As mentioned there, two ways to add a fragment to Activity layout:
  • Declare the fragment inside the activity's layout xml file
  • programmatically add the fragment to an existing ViewGroup
For the 2nd way: At any time while your activity is running, you can add fragments to your activity layout. You simply need to specify a ViewGroup in which to place the fragment. To make fragment transactions in your activity (such as add, remove, or replace a fragment), you must use APIs from FragmentTransaction.
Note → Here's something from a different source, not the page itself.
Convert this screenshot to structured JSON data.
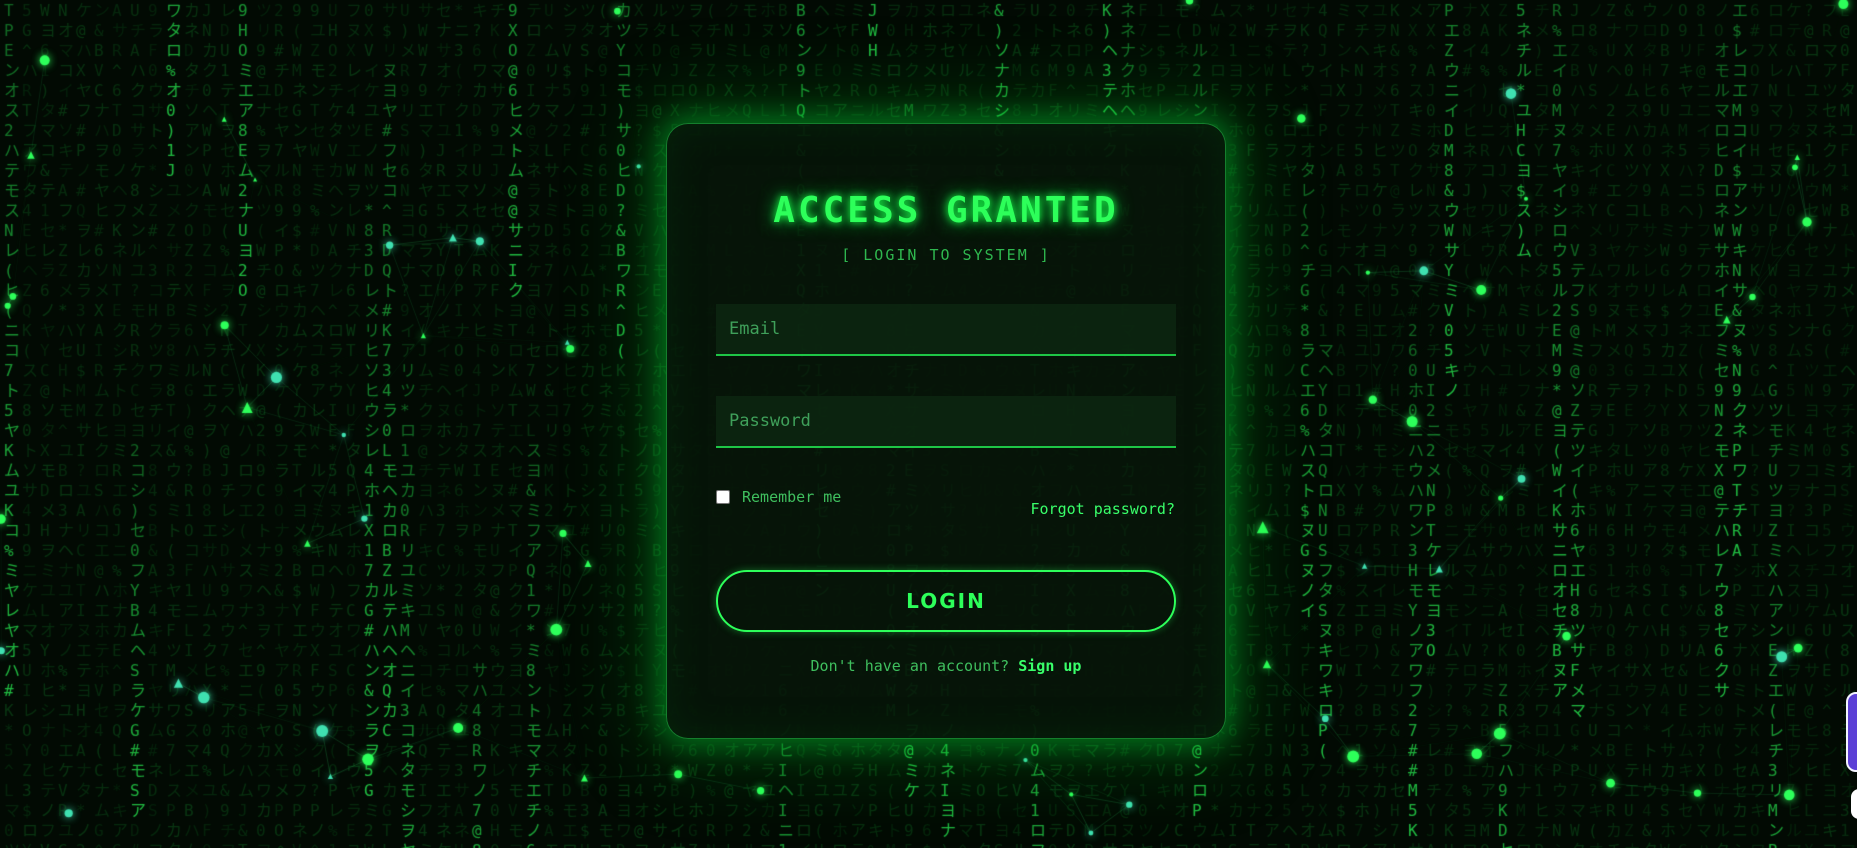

You can get an instance of FragmentTransaction from your Activity like this:
FragmentManager fragmentManager = getFragmentManager();
FragmentTransaction fragmentTransaction = fragmentManager.beginTransaction();
You can then add a fragment using the add() method, specifying the fragment to add and the view in which to insert it.
If override onCreate(), make sure invoke super.onCreate() to avoid exception, this is required by both Activity and Fragment.
In onCreateView(), have to use the view to find widget like this(otherwise it will return null):
View rootView = inflater.inflate(R.layout.fragment_myaccount, container, false);
mSpinner_account = (Spinner) rootView.findViewById(R.id.spinner_account);
For Fragment vs. FragmentActivity, refer to this SO. FragmentActivity is Activity with fragment support prior Android 3.0 HoneyComb. For Fragment, it has to be embedded to an Activity. According to Fragment document: All subclasses of Fragment must include a public no-argument constructor. The framework will often re-instantiate a fragment class when needed, in particular during state restore, and needs to be able to find this constructor to instantiate it. If the no-argument constructor is not available, a runtime exception will occur in some cases during state restore. Every fragment must have an empty constructor, so it can be instantiated when restoring its activity's state. It is strongly recommended that subclasses do not have other constructors with parameters, since these constructors will not be called when the fragment is re-instantiated; instead, arguments can be supplied by the caller with setArguments(Bundle) and later retrieved by the Fragment with getArguments(). Subclass of Fragment usually would be a nested class of main Activity class, and it should be static nested class. Refer to this SO. My understanding is: since fragment can be re-instantiated at any time, it cannot hold any reference to the enclosing main Activity class' non-static member. So it cannot be inner class. And if fragment needs to access a member of MainActivity class, the member has to be static of the MainActivity class, or use setArguments/getArguments as mentioned above.
The framework may re-instantiate a fragment class when orientation changed, or new fragment is added or a fragment is removed.